(18) Therapeutic infliximab thresholds during first year of maintenance therapy in inflammatory bowel disease
Författare/Medförfattare
Maria Dorn-Rasmussen[1], Sine Buhl[1], Jørn Brynskov[1], Tobias W Klausen[2], Nils Bolstad[3], David J Warren[3], Mark A Ainsworth[1], Casper Steenholdt[1]
Affiliates
1 Department of Gastroenterology, Copenhagen University Hospital Herlev, Denmark 2 Department of Haematology, Clinical Research Unit, Copenhagen University Hospital Herlev, Denmark 3 Department of Medical Biochemistry, Oslo University Hospital, Oslo, Norway
Abstract
Background: Therapeutic drug monitoring (TDM)-based strategies to optimize infliximab (IFX) therapy are hampered by lack of well-defined, clinically validated IFX concentration thresholds that distinguishes therapeutic and sub-therapeutic drug levels. Furthermore, it remains unknown whether such thresholds are constant over the course of therapy.
Methods: Prospective cohort study including all bio-naïve inflammatory bowel disease (IBD) patients (n=163) who had received IFX induction followed by standard maintenance therapy (5 mg/kg q8) for up to one year, and with ≥1 biobanked trough maintenance sample available (n=690). Clinical remission assessed at each IFX q8 maintenance infusion was defined as Harvey-Bradshaw Index ≤3 and/or Perianal Disease Activity Index 2, or Partial Mayo Scoring Index ≤1. IFX and anti-IFX antibodies (Abs) were measured by immunofluorometric assays.
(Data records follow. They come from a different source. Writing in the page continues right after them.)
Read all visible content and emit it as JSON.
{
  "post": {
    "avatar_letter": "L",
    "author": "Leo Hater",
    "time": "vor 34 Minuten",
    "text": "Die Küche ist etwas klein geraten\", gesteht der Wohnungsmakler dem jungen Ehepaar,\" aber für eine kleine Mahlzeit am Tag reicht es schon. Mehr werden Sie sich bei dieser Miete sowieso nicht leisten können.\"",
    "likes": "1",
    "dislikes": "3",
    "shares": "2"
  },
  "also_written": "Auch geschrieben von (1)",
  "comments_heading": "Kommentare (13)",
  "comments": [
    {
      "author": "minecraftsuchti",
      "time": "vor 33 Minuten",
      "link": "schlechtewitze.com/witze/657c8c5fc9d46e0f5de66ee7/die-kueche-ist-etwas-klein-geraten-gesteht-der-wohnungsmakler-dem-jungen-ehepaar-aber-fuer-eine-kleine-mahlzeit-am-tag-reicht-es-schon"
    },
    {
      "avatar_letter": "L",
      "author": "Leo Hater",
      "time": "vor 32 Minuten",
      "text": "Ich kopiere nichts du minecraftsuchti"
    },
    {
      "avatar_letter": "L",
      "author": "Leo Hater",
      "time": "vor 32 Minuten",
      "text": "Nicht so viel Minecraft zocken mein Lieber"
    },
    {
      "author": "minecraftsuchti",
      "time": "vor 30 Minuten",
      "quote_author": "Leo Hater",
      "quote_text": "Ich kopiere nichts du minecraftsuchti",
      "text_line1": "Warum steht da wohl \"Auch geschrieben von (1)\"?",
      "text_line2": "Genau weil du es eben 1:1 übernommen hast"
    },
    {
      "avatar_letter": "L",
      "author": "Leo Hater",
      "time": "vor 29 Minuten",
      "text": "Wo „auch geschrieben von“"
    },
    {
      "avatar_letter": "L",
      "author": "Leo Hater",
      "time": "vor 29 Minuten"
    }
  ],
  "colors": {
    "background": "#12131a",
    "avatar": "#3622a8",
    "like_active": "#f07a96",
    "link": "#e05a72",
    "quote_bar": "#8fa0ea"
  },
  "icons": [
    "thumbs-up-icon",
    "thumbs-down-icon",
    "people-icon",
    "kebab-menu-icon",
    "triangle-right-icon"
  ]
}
Optimal thresholds were defined by ROC analysis and Youden Index.
Results: IFX levels were significantly higher in IBD patients in clinical remission compared to those not in remission at all time points during the first year of IFX q8 maintenance therapy (w14: IFX median 6.8 µg/mL vs. 3.4, p<0.0001; w22: 4.6 vs. 2.2, p<0.01; w30: 4.6 vs. 1.9, p<0.001; w38: 4.4 vs. 1.7, p=0.06; w46: 4.3 vs. 2.1, p<0.01; w54: 4.6 vs. 1.4, p<0.01). The association between IFX concentration and remission was not influenced by the q8 infusion week as assessed by a generalized estimating equation, and it was thus appropriate to pool data from all weeks to calculate a common ROC curve for all weeks to establish a therapeutic threshold for the entire first year of maintenance therapy (IFX median 4.9 µg/mL vs. 2.4, p<0.01). Thus, a common therapeutic IFX threshold of 4.5 µg/mL was applicable during the first year of standard IFX q8 maintenance therapy (sensitivity 54% [49-59], specificity 73% [67-78], AUCROC 0.65 [0.60-0.69], p<0.0001). Exploratory analyses of patients stratified for disease type revealed comparable results. Anti-IFX Abs and markers of inflammatory load (CRP, HBI, albumin, IFX monotherapy) generally associated with low IFX levels.
Conclusion: A therapeutic IFX threshold of 4.5 µg/mL applies during the entire first year of standard IFX maintenance therapy.